BIBLIOTHECA AUGUSTANA

 

Rosa Luxemburg

1871 - 1919

 

Briefe aus dem Gefängnis

 

1918

Aus Breslau

 

____________________________________________________________

 

 

 

Breslau, 19. Juli 1918.

 

Sonitschka, liebes kleines Mädchen,

 

wie konnten Sie denken, ich sei Ihnen bös ob Ihres langen Schweigens! Meine Gedanken waren inzwischen so viel bei Ihnen; immer fragte ich mich, wie Sie wohl dies und jenes erleben mögen, und war unruhig. Die Zeiten sind schlimm und verworren – und doch, trotz alledem, behalten Sie nur den Kopf hoch und freuen Sie sich an jedem schönen Wolkenhimmel und jeder blühenden Wiese.

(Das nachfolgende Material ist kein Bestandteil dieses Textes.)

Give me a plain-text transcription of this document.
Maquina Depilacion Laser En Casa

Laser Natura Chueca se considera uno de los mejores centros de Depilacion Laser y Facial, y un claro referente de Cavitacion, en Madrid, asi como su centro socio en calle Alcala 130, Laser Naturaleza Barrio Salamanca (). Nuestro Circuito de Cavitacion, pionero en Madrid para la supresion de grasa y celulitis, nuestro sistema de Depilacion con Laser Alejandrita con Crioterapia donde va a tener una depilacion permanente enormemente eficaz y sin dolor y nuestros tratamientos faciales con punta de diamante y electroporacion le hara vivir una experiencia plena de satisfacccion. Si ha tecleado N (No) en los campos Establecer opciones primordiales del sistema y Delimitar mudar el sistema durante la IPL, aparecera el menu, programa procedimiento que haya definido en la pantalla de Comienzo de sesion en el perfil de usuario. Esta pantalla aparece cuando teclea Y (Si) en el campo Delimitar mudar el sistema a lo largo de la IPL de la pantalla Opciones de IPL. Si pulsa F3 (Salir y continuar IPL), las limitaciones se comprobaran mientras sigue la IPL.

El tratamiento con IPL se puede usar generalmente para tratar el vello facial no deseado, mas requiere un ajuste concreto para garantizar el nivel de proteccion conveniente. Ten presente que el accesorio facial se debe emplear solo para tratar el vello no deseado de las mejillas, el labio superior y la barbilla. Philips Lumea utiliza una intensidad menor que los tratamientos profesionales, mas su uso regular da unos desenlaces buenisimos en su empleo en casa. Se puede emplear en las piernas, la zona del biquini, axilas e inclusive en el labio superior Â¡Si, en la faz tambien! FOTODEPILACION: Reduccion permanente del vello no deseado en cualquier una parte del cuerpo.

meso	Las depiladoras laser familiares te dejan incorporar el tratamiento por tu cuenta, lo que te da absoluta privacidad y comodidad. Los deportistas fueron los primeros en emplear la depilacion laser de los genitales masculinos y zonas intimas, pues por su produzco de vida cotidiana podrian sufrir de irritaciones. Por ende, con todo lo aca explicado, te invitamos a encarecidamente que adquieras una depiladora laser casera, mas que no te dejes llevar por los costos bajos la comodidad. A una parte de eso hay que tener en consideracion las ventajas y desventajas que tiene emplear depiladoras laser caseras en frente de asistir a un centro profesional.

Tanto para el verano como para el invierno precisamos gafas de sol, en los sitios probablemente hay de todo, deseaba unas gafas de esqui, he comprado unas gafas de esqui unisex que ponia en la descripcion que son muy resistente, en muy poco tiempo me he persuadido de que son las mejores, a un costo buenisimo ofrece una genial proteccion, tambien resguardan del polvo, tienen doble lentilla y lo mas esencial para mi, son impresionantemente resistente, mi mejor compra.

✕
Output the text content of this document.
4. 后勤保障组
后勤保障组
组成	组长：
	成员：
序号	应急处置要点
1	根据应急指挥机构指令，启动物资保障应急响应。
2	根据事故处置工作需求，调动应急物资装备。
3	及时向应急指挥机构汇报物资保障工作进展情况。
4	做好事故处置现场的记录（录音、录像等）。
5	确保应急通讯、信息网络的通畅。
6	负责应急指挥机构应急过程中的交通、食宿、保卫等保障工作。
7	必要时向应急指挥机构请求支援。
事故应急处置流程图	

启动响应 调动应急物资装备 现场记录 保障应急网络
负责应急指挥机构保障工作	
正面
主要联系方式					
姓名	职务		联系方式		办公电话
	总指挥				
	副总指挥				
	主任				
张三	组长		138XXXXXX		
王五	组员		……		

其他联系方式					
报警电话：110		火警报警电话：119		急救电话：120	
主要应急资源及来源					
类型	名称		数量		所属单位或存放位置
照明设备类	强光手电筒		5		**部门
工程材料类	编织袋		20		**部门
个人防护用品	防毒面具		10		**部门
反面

Wie bin ich Ihnen dankbar, daß Sie meine Medi 1) so reizend aufnehmen. Ich wußte ja, Ihr werdet beide gut zueinander passen. Nun aber habe ich Ihnen das eigensinnige kindische Köpfchen zu waschen: Warum gehen Sie nicht irgendwohin aufs Land? Sie fühlen sich jetzt wohl zu Hause in der Ruhe, aber das ist doch nicht das Richtige. Sie brauchen einen Wechsel der Umgebung, schöne Natur, gute Verpflegung durch andere. Bitte, seien Sie vernünftig! Ihre Nerven werden sich im Herbst und Winter rächen, wenn Sie sie jetzt mißhandeln. In allem Ernst, ich bitte dringend, daß Sie den Sommer nicht verzetteln, sondern einen vernünftigen Entschluß fassen. Gehen Sie doch mit Medi nach Kärnten für einige Wochen, Ihre Schwägerin wird Sie sicher wieder vertreten, wenn die Kinder 2) zurück sind. Wenn ich mich rühren könnte, ich würde sicher mit Medi hinreisen, so lockt mich das kleine Nest in der unbekannten, eigenartigen Natur, am Fuße des Berges und am Fluß (ich habe schon vergessen, wie er heißt).

Ob Sie zu Ihrer Mutter könnten? Fragen Sie doch einfach beim deutschen Auswärtigen Amt und bei der ukrainischen Vertretung in Berlin! Oder ob Ihre Mutter, was ich für das Klügere halte, nach Berlin dürfte – fragen schadet doch jedenfalls nicht. Heute war wieder ein so schönes Gewitter. Ich schaute durch das Gitter hinaus und dachte an Mörike:

 

Wühlt durch die Locken mir,

Ihr Winde!

Verbirg dein Antlitz, freundlicher Himmel,

Mit dieser Wolken beruhigendem Grau!

Laß dichter deine großen Tropfen fallen

Auf diese Gräser, diese Bäum',

diesen schwellenden Fluß!

Ach, dumpfer, schöner Donner!

Wie erquickest du mich,

Laß dichter deine großen Tropfen fallen!

Rolle donnernder durch die Wölbung,

Daß es mich aufregt

Aus dem unerquicklichen

Matten Tod!

Nur daß ich fühl: ich lebe!

Und seh' einen Wandel, ein Geschäft der Natur,

Die tot mir lag,

Mir Einsamem. 3)

 

Ich habe große Sehnsucht nach Ihnen und freue mich schon auf September, aber nur – wenn Sie vorher irgendwo auf dem Lande gewesen sind. Eben klagt draußen wieder eine junge hungrige Haubenlerche – das ist schon der zweite „Wurf“. Und ich muß mich mit jedem aufregen! ... Ich schreibe Ihnen bald wieder, Liebste.

 

Ihre RL.

 

――――――――

 

1) Medi Kautsky-Urban, siehe In den Briefen erwähnte Personen. 

2) Wilhelm, Robert und Vera Liebknecht, siehe In den Briefen erwähnte Personen. 

3) Strophe aus Eduard Mörikes Gedicht „Im Freien“, ein „lyrisches Verzweiflungs­protokoll des zwanzigjährigen Dichters“, entstanden 1824, Mörike hat es nie veröffentlicht.